We have the skills and experience to assist franchisees and franchisors explore this new avenue for resolution.
Dispute not resolved, what next?
The Franchising Code does not provide a mechanism for the mediator to make a determination about the merits of each party’s case. If after 30 days from the mediation starting, there is no resolution, either party can ask the mediator to terminate the mediation.
When a dispute was not resolved by mediation, it used to mean there was no other option for a franchisee, but to “give-up”, take what was offered or initiate expensive and lengthy litigation in the court system.
The recent Franchising Inquiry conducted by the Australian Senate, recommended that the dispute resolution scheme under the Franchising Code of Conduct remain mandatory and be enhanced to include the option of binding arbitration.
Where an arbitration is conducted the arbitrator has the capacity to award remedies, compensation, interest and costs.
If the mediation is unsuccessful, we can assist you and your franchise partner with the legal adjudication of your dispute by appointing an expert evaluator or arbitrator to make a determination.
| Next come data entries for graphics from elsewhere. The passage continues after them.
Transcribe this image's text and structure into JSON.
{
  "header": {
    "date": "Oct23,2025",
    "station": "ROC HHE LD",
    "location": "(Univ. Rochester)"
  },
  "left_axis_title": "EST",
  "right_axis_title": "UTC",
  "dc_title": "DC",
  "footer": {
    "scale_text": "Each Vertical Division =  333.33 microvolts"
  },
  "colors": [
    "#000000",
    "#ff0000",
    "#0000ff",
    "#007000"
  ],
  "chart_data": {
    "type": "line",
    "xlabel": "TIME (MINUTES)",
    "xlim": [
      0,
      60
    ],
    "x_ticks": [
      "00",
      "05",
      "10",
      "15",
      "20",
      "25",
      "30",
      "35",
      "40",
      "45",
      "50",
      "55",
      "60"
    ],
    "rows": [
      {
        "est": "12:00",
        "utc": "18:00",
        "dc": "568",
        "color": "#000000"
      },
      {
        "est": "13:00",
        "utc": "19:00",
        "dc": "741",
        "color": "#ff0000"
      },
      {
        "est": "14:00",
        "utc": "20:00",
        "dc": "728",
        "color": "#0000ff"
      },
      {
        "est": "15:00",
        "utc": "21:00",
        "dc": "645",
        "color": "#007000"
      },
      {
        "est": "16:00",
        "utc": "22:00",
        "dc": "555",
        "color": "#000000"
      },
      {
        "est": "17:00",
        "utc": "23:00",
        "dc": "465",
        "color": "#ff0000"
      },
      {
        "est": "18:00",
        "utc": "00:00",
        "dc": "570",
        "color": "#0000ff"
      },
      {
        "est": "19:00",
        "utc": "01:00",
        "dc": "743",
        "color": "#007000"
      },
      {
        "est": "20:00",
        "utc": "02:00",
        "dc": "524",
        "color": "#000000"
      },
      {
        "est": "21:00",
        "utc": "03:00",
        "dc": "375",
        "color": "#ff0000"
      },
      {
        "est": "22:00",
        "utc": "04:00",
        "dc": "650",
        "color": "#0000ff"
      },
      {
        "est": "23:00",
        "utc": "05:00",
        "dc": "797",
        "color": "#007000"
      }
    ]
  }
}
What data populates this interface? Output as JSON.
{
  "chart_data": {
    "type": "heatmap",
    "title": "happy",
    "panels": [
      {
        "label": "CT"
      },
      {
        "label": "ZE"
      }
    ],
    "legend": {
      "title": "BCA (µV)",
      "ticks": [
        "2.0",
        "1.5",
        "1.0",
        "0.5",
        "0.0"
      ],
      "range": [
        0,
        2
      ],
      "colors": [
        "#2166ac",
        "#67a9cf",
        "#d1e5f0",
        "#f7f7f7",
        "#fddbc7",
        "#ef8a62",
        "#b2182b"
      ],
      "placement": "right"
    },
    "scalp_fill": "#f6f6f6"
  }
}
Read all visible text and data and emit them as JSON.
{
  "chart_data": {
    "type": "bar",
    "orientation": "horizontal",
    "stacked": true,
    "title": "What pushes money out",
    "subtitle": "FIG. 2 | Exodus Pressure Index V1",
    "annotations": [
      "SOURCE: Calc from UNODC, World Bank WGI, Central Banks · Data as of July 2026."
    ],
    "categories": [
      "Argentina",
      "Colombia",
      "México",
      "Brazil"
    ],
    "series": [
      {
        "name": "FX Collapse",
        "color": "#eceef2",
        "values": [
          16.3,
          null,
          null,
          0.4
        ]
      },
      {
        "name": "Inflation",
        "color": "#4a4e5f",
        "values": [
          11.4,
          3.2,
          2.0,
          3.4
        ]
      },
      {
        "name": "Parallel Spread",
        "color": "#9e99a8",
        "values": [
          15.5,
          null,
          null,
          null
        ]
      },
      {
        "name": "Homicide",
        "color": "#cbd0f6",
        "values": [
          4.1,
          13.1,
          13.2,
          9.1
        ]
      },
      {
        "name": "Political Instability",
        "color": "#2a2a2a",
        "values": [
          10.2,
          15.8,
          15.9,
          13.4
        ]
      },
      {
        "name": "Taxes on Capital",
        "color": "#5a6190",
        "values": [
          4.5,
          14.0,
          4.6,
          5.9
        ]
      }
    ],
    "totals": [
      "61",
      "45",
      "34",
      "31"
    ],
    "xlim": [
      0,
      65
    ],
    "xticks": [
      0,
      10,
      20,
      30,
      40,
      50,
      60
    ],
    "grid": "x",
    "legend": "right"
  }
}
Need to contact the Franchising Mediation Adviser?
The Franchising Code of Conduct specifically requires the appointment of a Mediation Adviser.The Franchising Mediation Adviser is appointed by the Minister.
The Franchising Mediation Adviser plays an important role in the resolution of disputes under the Franchising Code of Conduct as the Adviser can make a binding selection of a mediator for a dispute.
Parties can seek to resolve a dispute under either:
• the Internal dispute handling procedure of Division 2 or;
• the Code complaint handling procedure of Division 3.
Where the franchisee and franchisor disagree about who to select as the mediator, the Franchising Code provides that either party may ask the Mediation Adviser to appoint a mediator.
Although the Franchising Code of Conduct specifically requires the appointment of a Mediation Adviser, the details of who is the current Adviser and how to contact the Adviser, is not publicly available.